The recall drive’s failure was far less surprising than the fact that it was mounted at all. Jansen started gathering signatures slightly more than a year after Barrett won re-election by defeating Ald. Bob Donovan by a 70%-30% margin.

“I have no idea what the premise was behind it,” Donovan said of the recall push, in which he was not involved. “Obviously I disagree with the mayor on a lot of things, but he won the election overwhelmingly.”

Because Barrett won with 110,437 votes in a city of almost 600,000, Jansen said in an interview, the recall leader thought he could find 51,332 people unhappy enough to sign recall petitions, but “to the mayor’s credit, I couldn’t find them. That was an abject failure on my part.” Jansen also said the recall drive “was a lot of work that I was unprepared for.”

Donovan had campaigned heavily on the crime and streetcar issues. Opposition to the streetcar was already a proven losing cause: Donovan and other rail transit critics had fallen short in three previous petition drives targeting the plan.
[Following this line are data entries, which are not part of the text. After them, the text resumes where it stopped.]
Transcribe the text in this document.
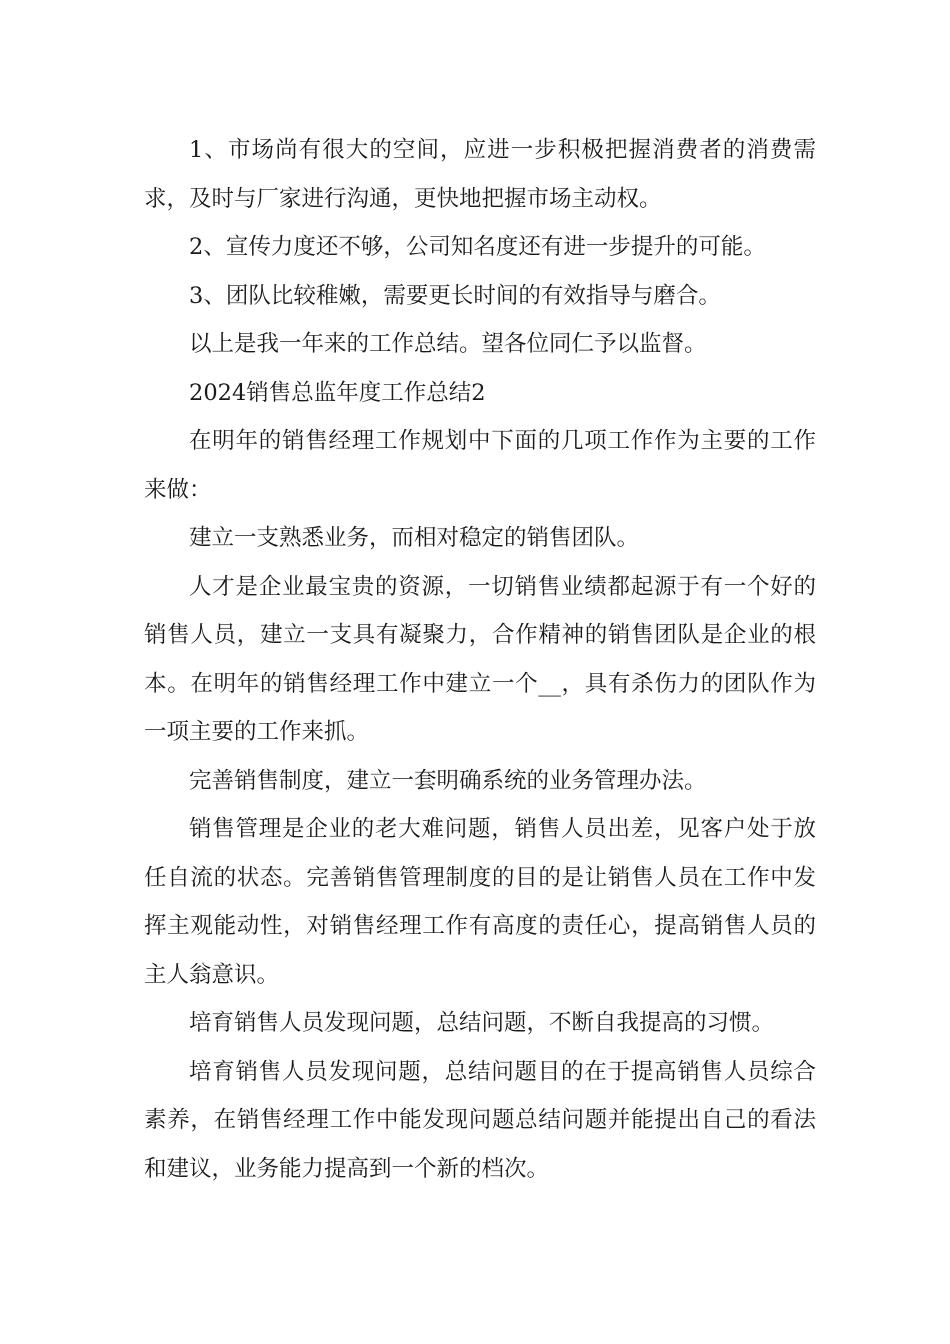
1、市场尚有很大的空间，应进一步积极把握消费者的消费需求，及时与厂家进行沟通，更快地把握市场主动权。

2、宣传力度还不够，公司知名度还有进一步提升的可能。

3、团队比较稚嫩，需要更长时间的有效指导与磨合。

以上是我一年来的工作总结。望各位同仁予以监督。

2024销售总监年度工作总结2

在明年的销售经理工作规划中下面的几项工作作为主要的工作来做：

建立一支熟悉业务，而相对稳定的销售团队。

人才是企业最宝贵的资源，一切销售业绩都起源于有一个好的销售人员，建立一支具有凝聚力，合作精神的销售团队是企业的根本。在明年的销售经理工作中建立一个__，具有杀伤力的团队作为一项主要的工作来抓。

完善销售制度，建立一套明确系统的业务管理办法。

销售管理是企业的老大难问题，销售人员出差，见客户处于放任自流的状态。完善销售管理制度的目的是让销售人员在工作中发挥主观能动性，对销售经理工作有高度的责任心，提高销售人员的主人翁意识。

培育销售人员发现问题，总结问题，不断自我提高的习惯。

培育销售人员发现问题，总结问题目的在于提高销售人员综合素养，在销售经理工作中能发现问题总结问题并能提出自己的看法和建议，业务能力提高到一个新的档次。
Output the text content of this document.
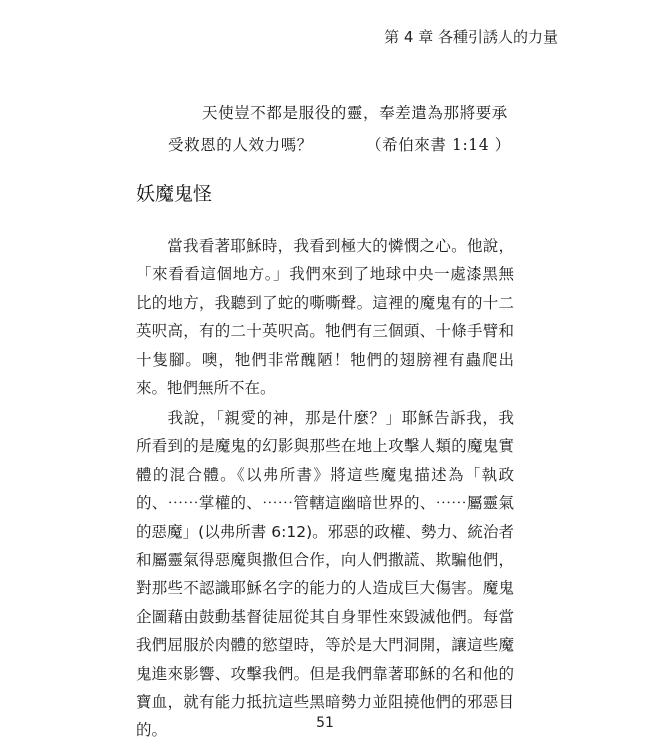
第 4 章 各種引誘人的力量
天使豈不都是服役的靈，奉差遣為那將要承
受救恩的人效力嗎？	（希伯來書 1:14 ）
妖魔鬼怪
當我看著耶穌時，我看到極大的憐憫之心。他說，「來看看這個地方。」我們來到了地球中央一處漆黑無比的地方，我聽到了蛇的嘶嘶聲。這裡的魔鬼有的十二英呎高，有的二十英呎高。牠們有三個頭、十條手臂和十隻腳。噢，牠們非常醜陋！牠們的翅膀裡有蟲爬出來。牠們無所不在。
我說，「親愛的神，那是什麼？」耶穌告訴我，我所看到的是魔鬼的幻影與那些在地上攻擊人類的魔鬼實體的混合體。《以弗所書》將這些魔鬼描述為「執政的、⋯⋯掌權的、⋯⋯管轄這幽暗世界的、⋯⋯屬靈氣的惡魔」(以弗所書 6:12)。邪惡的政權、勢力、統治者和屬靈氣得惡魔與撒但合作，向人們撒謊、欺騙他們，對那些不認識耶穌名字的能力的人造成巨大傷害。魔鬼企圖藉由鼓動基督徒屈從其自身罪性來毀滅他們。每當我們屈服於肉體的慾望時，等於是大門洞開，讓這些魔鬼進來影響、攻擊我們。但是我們靠著耶穌的名和他的寶血，就有能力抵抗這些黑暗勢力並阻撓他們的邪惡目的。	51
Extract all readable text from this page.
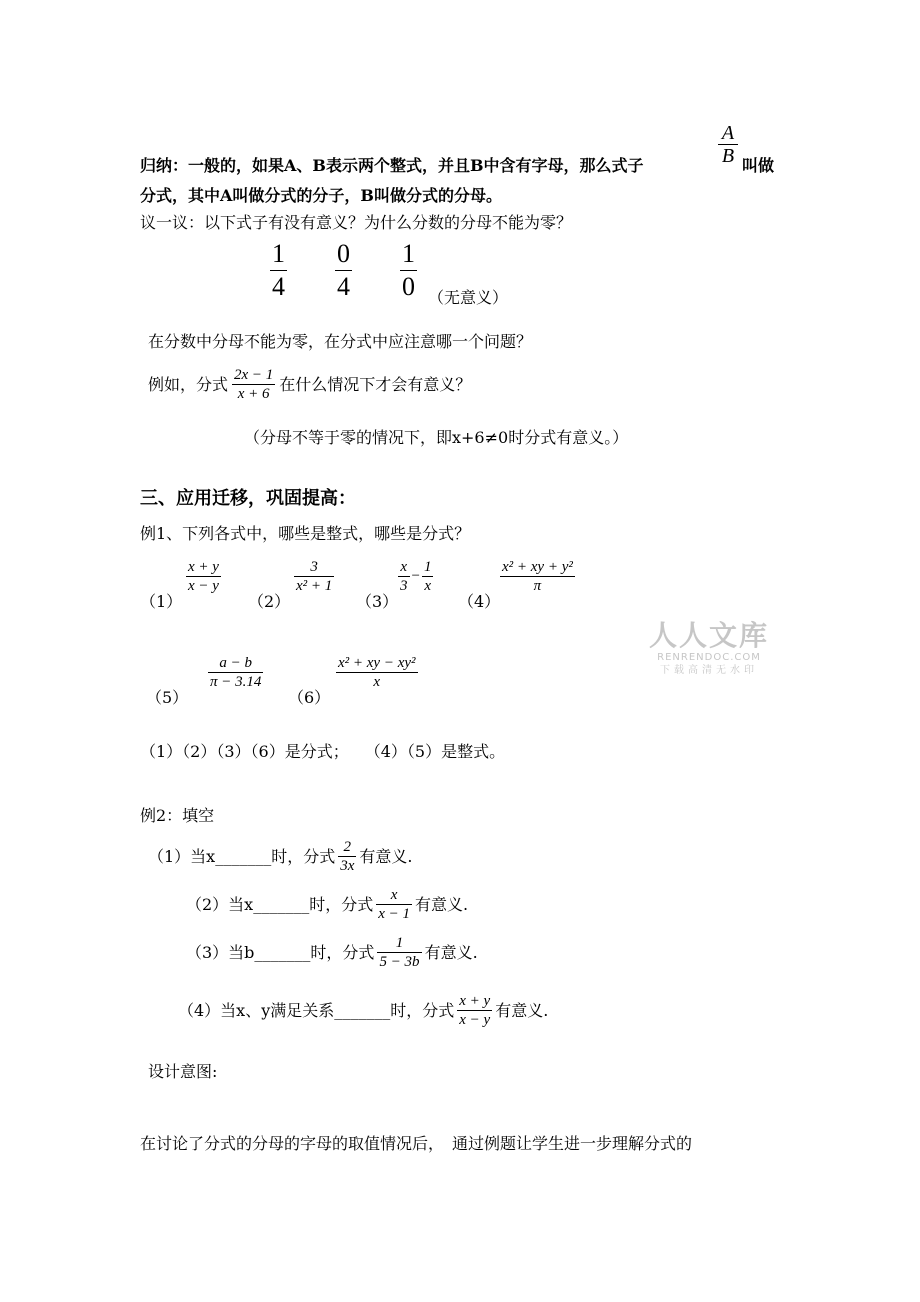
归纳：一般的，如果A、B表示两个整式，并且B中含有字母，那么式子
A
B 叫做
分式，其中A叫做分式的分子，B叫做分式的分母。
议一议：以下式子有没有意义？为什么分数的分母不能为零？
$\frac{1}{4} \frac{0}{4} \frac{1}{0}$ （无意义）
在分数中分母不能为零，在分式中应注意哪一个问题？
例如，分式 $\frac{2x - 1}{x + 6}$ 在什么情况下才会有意义？
（分母不等于零的情况下，即x+6≠0时分式有意义。）
三、应用迁移，巩固提高：
例1、下列各式中，哪些是整式，哪些是分式？
（1）
$\frac{x + y}{x - y}$
（2）
$\frac{3}{\text{x² + 1}}$
（3）
$\frac{x}{3} - \frac{1}{x}$
（4）
$\frac{\text{x² + xy + y²}}{\pi}$
（5）
$\frac{a - b}{\pi - 3.14}$
（6）
$\frac{\text{x² + xy − xy²}}{x}$
（1）（2）（3）（6）是分式；　　（4）（5）是整式。
例2：填空
（1）当x_______时，分式 $\frac{2}{3x}$ 有意义.
（2）当x_______时，分式 $\frac{x}{x - 1}$ 有意义.
（3）当b_______时，分式 $\frac{1}{5 - 3b}$ 有意义.
（4）当x、y满足关系_______时，分式 $\frac{x + y}{x - y}$ 有意义.
设计意图:
在讨论了分式的分母的字母的取值情况后，　通过例题让学生进一步理解分式的
人人文库
RENRENDOC.COM
下载高清无水印
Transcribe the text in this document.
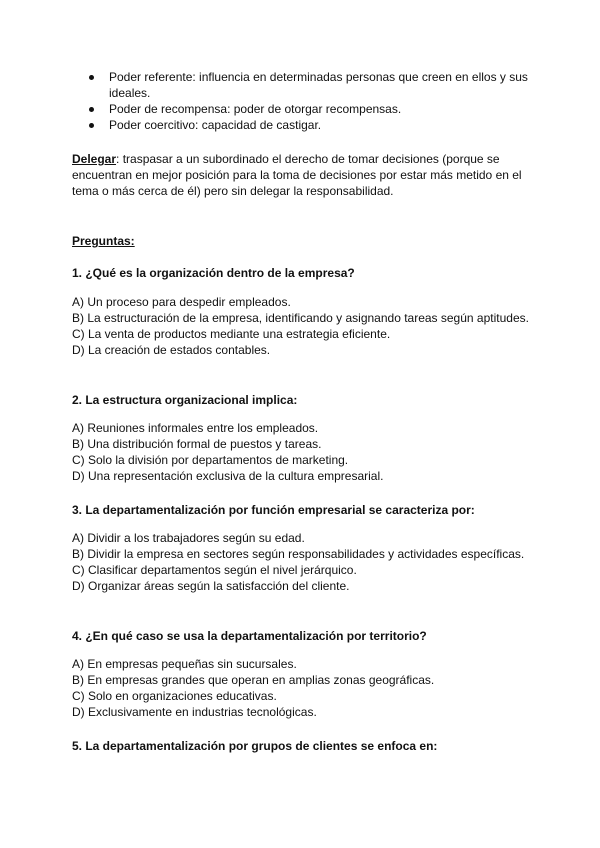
Poder referente: influencia en determinadas personas que creen en ellos y sus ideales.
Poder de recompensa: poder de otorgar recompensas.
Poder coercitivo: capacidad de castigar.

Delegar: traspasar a un subordinado el derecho de tomar decisiones (porque se encuentran en mejor posición para la toma de decisiones por estar más metido en el tema o más cerca de él) pero sin delegar la responsabilidad.

Preguntas:

1. ¿Qué es la organización dentro de la empresa?

A) Un proceso para despedir empleados.
B) La estructuración de la empresa, identificando y asignando tareas según aptitudes.
C) La venta de productos mediante una estrategia eficiente.
D) La creación de estados contables.

2. La estructura organizacional implica:

A) Reuniones informales entre los empleados.
B) Una distribución formal de puestos y tareas.
C) Solo la división por departamentos de marketing.
D) Una representación exclusiva de la cultura empresarial.

3. La departamentalización por función empresarial se caracteriza por:

A) Dividir a los trabajadores según su edad.
B) Dividir la empresa en sectores según responsabilidades y actividades específicas.
C) Clasificar departamentos según el nivel jerárquico.
D) Organizar áreas según la satisfacción del cliente.

4. ¿En qué caso se usa la departamentalización por territorio?

A) En empresas pequeñas sin sucursales.
B) En empresas grandes que operan en amplias zonas geográficas.
C) Solo en organizaciones educativas.
D) Exclusivamente en industrias tecnológicas.

5. La departamentalización por grupos de clientes se enfoca en:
And Barrett has long enjoyed the advantages of incumbency and of a campaign treasury that has dwarfed the resources of any opponent to date. During the 2016 race, Republican operative Craig Peterson argued those advantages could be overcome by forging a coalition between African-Americans and conservatives, isolating white liberals like Barrett.

That didn’t work for the mayor’s race. Then-Ald. Joe Davis Sr., the leading black candidate, refrained from criticizing Donovan in the primary, then endorsed him in the general election. But Donovan’s history of racially divisive rhetoric guaranteed he wouldn’t win the black vote.

The Common Council’s white conservative bloc then joined forces with African-Americans to elect Ald. Ashanti Hamilton as council president, replacing Ald. Michael Murphy, a frequent Barrett ally. But that has been an uneasy coalition.

A similar dynamic was at work in the recall drive. Peterson has said he didn’t have any role in the effort, but in an interview with Milwaukee Magazine, he said the diverse players opposing Barrett “wanted to meet each other, so I brought them together. … Other than introducing them, they were out there by themselves.”

On the streets, racial tensions swiftly divided the anti-Barrett factions, with white South Siders distrusting black petition circulators, according to a source close to the effort. Asked about that, Jansen responded only that Milwaukee remains a highly segregated city. Peterson conceded “there’s been some difficulty working together, because they’ve never worked together before,” but added “the leaders personally like each other” and “could be a force going forward.”

Donovan has his doubts. “To get a group like the Black Panthers to sit in the same room with some conservative outfit, that’s beyond me,” the veteran South Side alderman said. “Getting those groups together, that’s easier said than done.”

Indeed, some observers suggest the recall drive was less about unity than division. One Democratic strategist speculated conservatives were trying to “sow chaos” and “just make life difficult for Tom Barrett” by splitting his base. The effort forced Barrett to draw up contingency plans, but the mayor was careful not to overreact by launching a massive fundraising push that could have taken money away from Democrats on the 2018 ballot, campaign adviser Patrick Guarasci said.

In the end, says University of Wisconsin-Milwaukee Professor Mordecai Lee, who served with Barrett when both were Democratic state lawmakers, the recall drive didn’t amount to any more than a way for the mayor’s opponents to say, “We still don’t like the guy, even if we’re only 30% of the voters.”